New Delhi: The Supreme Court will begin hearing from Tuesday the Centre's Presidential Reference seeking its opinion on various issues arising out of the apex court's 2G spectrum case verdict including whether auctioning of natural resources across all sectors is mandatory.
A five-judge Constitution Bench headed by Chief Justice S H Kapadia will commence hearing the Reference which has sought the apex court's view on whether the verdict in the 2G case can be given retrospective effect for radio waves granted since 1994.

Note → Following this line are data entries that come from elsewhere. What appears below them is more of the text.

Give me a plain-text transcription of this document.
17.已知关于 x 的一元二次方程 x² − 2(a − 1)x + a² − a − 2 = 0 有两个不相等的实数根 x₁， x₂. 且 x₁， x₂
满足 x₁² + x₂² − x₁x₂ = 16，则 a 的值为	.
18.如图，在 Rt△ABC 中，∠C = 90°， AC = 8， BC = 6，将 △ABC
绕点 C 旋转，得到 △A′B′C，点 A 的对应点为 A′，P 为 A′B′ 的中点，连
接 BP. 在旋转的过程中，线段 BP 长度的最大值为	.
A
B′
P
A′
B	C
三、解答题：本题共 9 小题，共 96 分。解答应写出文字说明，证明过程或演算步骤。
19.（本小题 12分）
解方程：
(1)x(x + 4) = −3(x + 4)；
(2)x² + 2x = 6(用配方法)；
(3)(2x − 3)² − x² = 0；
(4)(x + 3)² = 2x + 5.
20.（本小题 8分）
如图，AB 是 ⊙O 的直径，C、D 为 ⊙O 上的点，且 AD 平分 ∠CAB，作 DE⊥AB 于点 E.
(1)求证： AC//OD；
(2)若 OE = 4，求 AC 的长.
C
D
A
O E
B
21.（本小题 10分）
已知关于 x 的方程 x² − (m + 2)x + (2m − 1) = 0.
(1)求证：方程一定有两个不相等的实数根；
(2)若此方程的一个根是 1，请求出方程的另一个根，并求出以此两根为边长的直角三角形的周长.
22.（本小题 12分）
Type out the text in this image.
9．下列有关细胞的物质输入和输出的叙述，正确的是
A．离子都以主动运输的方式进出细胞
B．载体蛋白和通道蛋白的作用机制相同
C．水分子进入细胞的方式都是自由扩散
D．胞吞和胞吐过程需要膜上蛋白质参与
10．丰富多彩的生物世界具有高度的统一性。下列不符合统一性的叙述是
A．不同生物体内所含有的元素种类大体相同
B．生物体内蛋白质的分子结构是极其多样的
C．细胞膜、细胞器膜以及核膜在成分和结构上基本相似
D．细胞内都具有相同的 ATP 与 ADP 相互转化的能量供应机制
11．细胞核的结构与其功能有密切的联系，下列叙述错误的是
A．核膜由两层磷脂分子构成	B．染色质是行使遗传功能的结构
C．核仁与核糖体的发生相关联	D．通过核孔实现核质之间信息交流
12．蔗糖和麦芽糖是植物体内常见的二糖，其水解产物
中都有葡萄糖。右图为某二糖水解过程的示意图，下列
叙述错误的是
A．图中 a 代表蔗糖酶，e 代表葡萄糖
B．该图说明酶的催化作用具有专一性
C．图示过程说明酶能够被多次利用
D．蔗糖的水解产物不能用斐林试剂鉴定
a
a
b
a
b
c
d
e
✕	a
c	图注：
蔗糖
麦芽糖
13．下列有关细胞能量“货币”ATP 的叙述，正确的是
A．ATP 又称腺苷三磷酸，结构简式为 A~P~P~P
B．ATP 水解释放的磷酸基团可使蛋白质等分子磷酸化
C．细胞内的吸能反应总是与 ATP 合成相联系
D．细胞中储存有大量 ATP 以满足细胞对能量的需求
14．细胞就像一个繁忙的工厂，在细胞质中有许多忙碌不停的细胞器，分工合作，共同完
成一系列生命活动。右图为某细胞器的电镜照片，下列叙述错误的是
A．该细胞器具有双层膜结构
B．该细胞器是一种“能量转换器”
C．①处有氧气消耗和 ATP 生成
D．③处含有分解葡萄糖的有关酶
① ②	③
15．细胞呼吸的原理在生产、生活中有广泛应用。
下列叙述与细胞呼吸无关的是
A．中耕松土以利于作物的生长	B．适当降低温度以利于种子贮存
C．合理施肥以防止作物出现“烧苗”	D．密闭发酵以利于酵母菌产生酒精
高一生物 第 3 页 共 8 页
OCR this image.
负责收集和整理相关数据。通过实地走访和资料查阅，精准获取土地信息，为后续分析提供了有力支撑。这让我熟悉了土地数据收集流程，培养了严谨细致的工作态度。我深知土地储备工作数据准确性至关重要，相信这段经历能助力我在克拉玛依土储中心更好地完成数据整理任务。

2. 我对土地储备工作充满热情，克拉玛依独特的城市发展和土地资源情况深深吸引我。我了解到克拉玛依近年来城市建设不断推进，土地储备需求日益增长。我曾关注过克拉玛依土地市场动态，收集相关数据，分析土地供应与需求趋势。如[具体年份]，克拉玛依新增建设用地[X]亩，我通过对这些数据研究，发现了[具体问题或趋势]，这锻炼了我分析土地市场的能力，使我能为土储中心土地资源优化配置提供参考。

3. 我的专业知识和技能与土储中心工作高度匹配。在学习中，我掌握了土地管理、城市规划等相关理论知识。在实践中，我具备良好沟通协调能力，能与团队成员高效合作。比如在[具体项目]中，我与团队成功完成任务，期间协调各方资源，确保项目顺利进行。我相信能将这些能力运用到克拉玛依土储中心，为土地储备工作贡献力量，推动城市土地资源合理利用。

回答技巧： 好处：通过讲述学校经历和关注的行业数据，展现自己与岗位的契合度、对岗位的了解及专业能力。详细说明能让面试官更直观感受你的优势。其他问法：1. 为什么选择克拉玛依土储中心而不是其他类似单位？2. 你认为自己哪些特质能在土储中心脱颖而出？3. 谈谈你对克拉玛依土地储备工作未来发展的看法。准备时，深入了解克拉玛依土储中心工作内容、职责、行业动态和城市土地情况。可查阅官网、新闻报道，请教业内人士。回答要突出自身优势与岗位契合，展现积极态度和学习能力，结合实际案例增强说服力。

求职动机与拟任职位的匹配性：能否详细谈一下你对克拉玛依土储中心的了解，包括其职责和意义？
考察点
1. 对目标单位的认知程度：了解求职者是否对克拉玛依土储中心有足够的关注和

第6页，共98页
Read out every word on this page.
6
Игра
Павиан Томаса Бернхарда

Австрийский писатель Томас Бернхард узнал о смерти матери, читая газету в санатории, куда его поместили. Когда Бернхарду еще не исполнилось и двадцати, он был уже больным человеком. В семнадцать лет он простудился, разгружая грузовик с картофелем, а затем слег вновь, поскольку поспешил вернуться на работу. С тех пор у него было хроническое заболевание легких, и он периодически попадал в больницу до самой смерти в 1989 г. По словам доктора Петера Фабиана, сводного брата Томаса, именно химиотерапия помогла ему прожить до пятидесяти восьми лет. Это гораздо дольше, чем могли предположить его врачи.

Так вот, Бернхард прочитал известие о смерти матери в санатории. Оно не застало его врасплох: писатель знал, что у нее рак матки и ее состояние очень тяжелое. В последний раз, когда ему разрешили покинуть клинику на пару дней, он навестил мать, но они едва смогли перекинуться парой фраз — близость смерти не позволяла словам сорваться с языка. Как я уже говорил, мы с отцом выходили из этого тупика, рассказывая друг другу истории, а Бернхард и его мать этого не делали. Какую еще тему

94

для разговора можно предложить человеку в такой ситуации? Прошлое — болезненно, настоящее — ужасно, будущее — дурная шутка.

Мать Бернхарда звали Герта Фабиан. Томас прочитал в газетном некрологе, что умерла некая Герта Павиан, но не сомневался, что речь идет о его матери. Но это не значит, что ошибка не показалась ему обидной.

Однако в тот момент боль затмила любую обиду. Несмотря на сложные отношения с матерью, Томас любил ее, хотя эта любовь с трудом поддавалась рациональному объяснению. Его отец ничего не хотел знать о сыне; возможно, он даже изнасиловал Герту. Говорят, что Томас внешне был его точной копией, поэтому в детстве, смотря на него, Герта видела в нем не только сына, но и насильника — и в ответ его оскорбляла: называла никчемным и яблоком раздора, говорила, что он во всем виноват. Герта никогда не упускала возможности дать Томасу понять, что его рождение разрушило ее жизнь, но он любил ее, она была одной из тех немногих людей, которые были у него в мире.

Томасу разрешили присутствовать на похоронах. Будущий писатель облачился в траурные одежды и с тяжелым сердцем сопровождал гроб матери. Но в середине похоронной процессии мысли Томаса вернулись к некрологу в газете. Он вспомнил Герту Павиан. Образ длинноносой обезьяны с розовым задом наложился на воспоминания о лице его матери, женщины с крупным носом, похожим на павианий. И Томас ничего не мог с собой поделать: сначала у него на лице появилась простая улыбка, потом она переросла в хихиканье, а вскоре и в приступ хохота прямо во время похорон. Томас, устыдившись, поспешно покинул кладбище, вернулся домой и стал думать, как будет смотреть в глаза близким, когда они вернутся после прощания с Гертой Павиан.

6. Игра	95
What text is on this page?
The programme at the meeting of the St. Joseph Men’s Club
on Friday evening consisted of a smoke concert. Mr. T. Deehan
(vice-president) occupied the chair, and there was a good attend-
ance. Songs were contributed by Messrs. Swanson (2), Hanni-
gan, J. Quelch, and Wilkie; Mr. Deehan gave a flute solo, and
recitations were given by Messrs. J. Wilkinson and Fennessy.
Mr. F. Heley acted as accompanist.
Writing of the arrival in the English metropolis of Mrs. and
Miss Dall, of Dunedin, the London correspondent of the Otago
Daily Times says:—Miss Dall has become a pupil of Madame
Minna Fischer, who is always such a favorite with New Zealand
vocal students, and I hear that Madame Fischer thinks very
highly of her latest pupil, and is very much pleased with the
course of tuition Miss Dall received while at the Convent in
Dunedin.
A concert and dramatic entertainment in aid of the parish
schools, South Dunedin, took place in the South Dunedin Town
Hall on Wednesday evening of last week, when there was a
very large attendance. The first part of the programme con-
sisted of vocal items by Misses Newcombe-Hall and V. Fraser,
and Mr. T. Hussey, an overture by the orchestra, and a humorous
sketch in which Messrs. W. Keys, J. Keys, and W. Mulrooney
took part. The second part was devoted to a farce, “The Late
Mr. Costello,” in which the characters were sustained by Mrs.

The court on May 11 had issued notices and sought responses also from state governments and industrial chambers FICCI and CII on behalf of the private industries along with those of the NGO, Centre for Public Interest Litigation (CPIL) and Janata Party President Subramanian Swamy.
It was on the petitions by CPIL and Swamy that a bench of justices G S Singhvi and A K Ganguly (since retired) had delivered its February 2 verdict, which cancelled 122 telecom licences holding that the first-come-first-served policy was illegal and unconstitutional.
The bench headed by Justice Singhvi had held that all natural resources should be allocated through auction.
The government, however, has submitted that "auction cannot be the only permissible method for disposal of natural resources" and a uniform policy on their distribution is "neither practical nor can it subserve the common good."
It also said the allocation of natural resources is a policy matter and beyond the purview of judicial review.
The CPIL has said government's Reference was an attempt to continue with its "opaque and corrupt system of allocation of the resources to big industrialists" and has "failed to point out why it is opposed to auctioning scarce natural resources and through what other methods it wishes to alienate them."
The CPIL has said the Reference was "not maintainable" and the "government has indulged in forum-shopping" and "it clearly and squarely seeks a review/appeal against the judgment of this court and also frames certain questions of law that have been clearly answered by this Court (in earlier judgement)."
The Constitution Bench also comprising justices D K Jain, J S Khehar, Dipak Misra and Ranjan Gogoi, will also determine "whether the judgement lays down that the permissible method for disposal of all natural resources across all sectors and in all circumstances is by the conduct of auction."
"Whether the court holds that within the permissible scope of judicial review that the policy is flawed, is the court not obliged to take into account investment made under the said policy including the investment made by foreign investors under the multi and bilateral agreements," the Reference said.
It sought the court's opinion on "whether the judgement is required to be given retrospective effect so as to unsettle the licences issued for 2G spectrum and allocated after 1994 till 2008."
The Reference also touched upon the 3G spectrum allocated through "auction" and wanted to know the implications of the judgement on it.
"Whether 3G spectrum acquired through the auction in 2010 by entities whose (2G) licences have been quashed in the judgement stands withdrawn," it asked.
The government had on April 12 moved the Reference signed by President Pratibha Patil after a meeting of the Union Cabinet, chaired by Prime Minister Manmohan Singh, had on April 10 cleared the Telecom Ministry's proposal to seek the Supreme Court's opinion on various issues arising out of the February 2 judgement.
The two-judge bench, in its verdict, had also observed that auction was best suited route for allocating natural resources like telecom spectrum because the policy of first-come-first-serve was flawed.